Was hat sich die alte Frau davon erhofft, dass sie sich nichts gegönnt hat? Eine Belohnung, womöglich noch im Diesseits? Hat sie gehofft, dass das Schicksal sie einmal, auf einmal, eines Tages, wundersam entschädigen würde für ihren strengen Umgang mit sich selbst? Oder hat sie auf reichen Lohn im Jenseits spekuliert, im Paradies? Wohl kaum. In die Kirche ist sie nicht gegangen, und besonders gläubig war sie auch nicht.


Die Wahrheit ist, dass sie sich nicht in Erwartung einer Belohnung nichts gegönnt hat, sondern aus Furcht vor Bestrafung, für den Fall, dass sie sich etwas gegönnt hätte. Sie hat nicht geglaubt, dass ihr etwas zusteht. 


Gönn dir doch etwas, haben die Kinder gesagt, und sie hat geantwortet, dass sie einen Notgroschen braucht. Für den Fall, dass sie ein Pflegefall wird. Sie ist aber kein Pflegefall geworden, und jetzt haben die Kinder den Notgroschen und können sich was gönnen, wenn sie ihn ausgeben.


Die Kinder wollten den Notgroschen nicht erben, wirklich nicht. Es wäre ihnen lieber gewesen, die Mutter hätte sich etwas gegönnt. Wenn sie allerdings doch ein Pflegefall geworden wäre, wäre es ihnen wahrscheinlich lieber gewesen, dass ein Notgroschen da war, als dass sie von ihrem Geld hätten aufkommen hätten müssen für die Pflege der alten Frau. Dann wären  sie vielleicht ein bisschen sauer gewesen, wenn die Alte vorher die Korken knallen hätte lassen, statt etwas für Notfälle zur Seite zu legen.
Wie lange der Notgroschen gereicht hätte, weiß man nicht. Zum Glück wurde er ja nicht gebraucht, und deswegen können die Kinder es jetzt von Herzen bedauern, dass die Mutter nie die Korken hat knallen lassen, kein einziges Mal in ihrem Leben, was für ein Jammer.
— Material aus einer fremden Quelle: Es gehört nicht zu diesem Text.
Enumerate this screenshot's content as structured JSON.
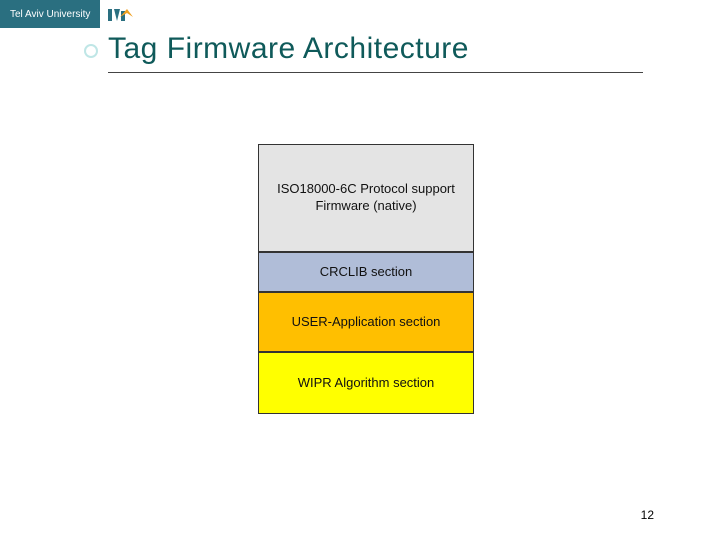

Die Alte hat jedenfalls eisern gespart, anders als eisern ging es nicht. Wer sich mit einem Einkommen wie dem ihren was auf die Seite legen will, muss eisern sparen und darf sich nichts gönnen, sonst ist gleich alles weg.

Die alte Frau hat nicht geglaubt, dass ihr was zusteht, weil ihr nichts zugestanden wurde.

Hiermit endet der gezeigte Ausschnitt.